Friday, November 20, 2009

Mysterious Time Machine Appears on Campus!!




In a scene right out of the early 1990's computer game “Myst” a time capsule-like object has suddenly appeared behind the art building on the UC Davis campus. As of yet there has been no report of mysteriously dressed intruders but I'm sure we'll hear something soon. They have quite conspicuously parked their time machine under the redwoods in the Arboretum just behind the Art building next to the Davis loop.


I was surprised to discover what appears to be someone's incredibly cool art project while on my way back to my car after my Design 137 B class today. As I made my way along the path between the Art and Music buildings toward the parking lot on the back of the Davis loop I turned a corner and was stopped dead in my tracks by a most almost peculiar sculpture.

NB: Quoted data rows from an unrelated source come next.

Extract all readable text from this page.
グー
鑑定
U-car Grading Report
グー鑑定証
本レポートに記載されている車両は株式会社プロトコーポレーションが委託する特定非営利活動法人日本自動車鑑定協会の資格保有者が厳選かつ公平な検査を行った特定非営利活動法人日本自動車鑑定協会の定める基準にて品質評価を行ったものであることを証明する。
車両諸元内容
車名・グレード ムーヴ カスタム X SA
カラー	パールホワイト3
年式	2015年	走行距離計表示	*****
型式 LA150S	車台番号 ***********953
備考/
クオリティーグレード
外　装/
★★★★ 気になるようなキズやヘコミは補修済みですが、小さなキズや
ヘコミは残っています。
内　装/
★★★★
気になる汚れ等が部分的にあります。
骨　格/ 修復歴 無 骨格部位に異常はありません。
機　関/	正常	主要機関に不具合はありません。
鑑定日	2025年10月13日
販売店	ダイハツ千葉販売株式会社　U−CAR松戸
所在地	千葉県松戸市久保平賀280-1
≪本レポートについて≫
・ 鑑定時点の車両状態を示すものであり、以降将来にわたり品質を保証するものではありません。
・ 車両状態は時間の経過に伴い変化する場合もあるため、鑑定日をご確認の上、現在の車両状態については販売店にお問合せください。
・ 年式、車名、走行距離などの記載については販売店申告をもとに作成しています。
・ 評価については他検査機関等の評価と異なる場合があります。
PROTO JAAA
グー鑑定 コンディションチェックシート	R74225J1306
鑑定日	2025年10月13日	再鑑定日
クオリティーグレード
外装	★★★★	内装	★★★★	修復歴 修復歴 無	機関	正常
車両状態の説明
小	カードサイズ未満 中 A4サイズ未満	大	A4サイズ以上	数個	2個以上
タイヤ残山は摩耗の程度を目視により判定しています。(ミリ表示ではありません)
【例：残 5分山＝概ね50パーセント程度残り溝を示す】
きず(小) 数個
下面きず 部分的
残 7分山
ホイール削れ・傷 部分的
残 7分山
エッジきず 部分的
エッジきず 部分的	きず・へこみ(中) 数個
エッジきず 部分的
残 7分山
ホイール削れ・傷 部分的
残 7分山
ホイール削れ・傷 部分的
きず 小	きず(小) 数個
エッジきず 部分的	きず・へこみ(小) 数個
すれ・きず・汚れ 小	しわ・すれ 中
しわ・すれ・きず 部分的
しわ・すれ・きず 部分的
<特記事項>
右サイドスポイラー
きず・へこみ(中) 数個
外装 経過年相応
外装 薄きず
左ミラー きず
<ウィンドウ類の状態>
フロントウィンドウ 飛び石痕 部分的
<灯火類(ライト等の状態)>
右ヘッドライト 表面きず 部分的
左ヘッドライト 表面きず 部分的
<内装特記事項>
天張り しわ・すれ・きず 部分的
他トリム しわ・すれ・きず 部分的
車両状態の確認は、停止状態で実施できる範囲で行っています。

It was so unique and yet familiar that I completely forgot what I was doing and where I was going. I gazed up and down over the object's metal surfaces. It was nine ten feet tall and comprised of a capsule shaped metal chamber with decorative ironwork attached as legs and

a base. The base actually had wheels, although they looked “beached” in the bark ground cover that they rested in. The chamber had an open port hole in the front just begging you to climb inside. The iron had an aged and warn looked suggesting it had traveled near and far possibly over not just time but space and had somehow ended up here. I knew it looked somehow familiar. It reminded me a little of a movie I had watched with my dad when I was a kid. The movie was called the “Time Machine” with an actor named Rod Serling (most famous for hostting the “Twilight Zone” TV series) that had been adapted from the H.G. Wells novel of the same name. But I knew that wasn't why it seemed so familiar.


Then it hit me – Myst! It was just like the contraptions created in the computer game “Myst” which was incredibly popular in the early 90's. In the game there were similar capsules in which characters teleported to and around a mysterious island in an unnamed sea. You had to travel from one place to another, unlocking the secrets of the island one by one in succesion until you solved the overall mystery of the inhabitants and were allowed to leave. It occurred to me that there were probably geeks all over the world like myself who would instantly get the “Myst” connetion whether the artist intended it or not. Of course you don't have to have played the game Myst to enjoy the sculpture.


I brought my cohorts in design, Kelly Stewart and Beth “Tater” Totten to see the sculpture later and they were instantly taken by the design. Beth, a trouble maker from birth, had to be held back from climbing into the inviting open chamber and getting us all arrested.


As of that day there was no plack out yet to name the creator but hats off to the artist for a truly successful design!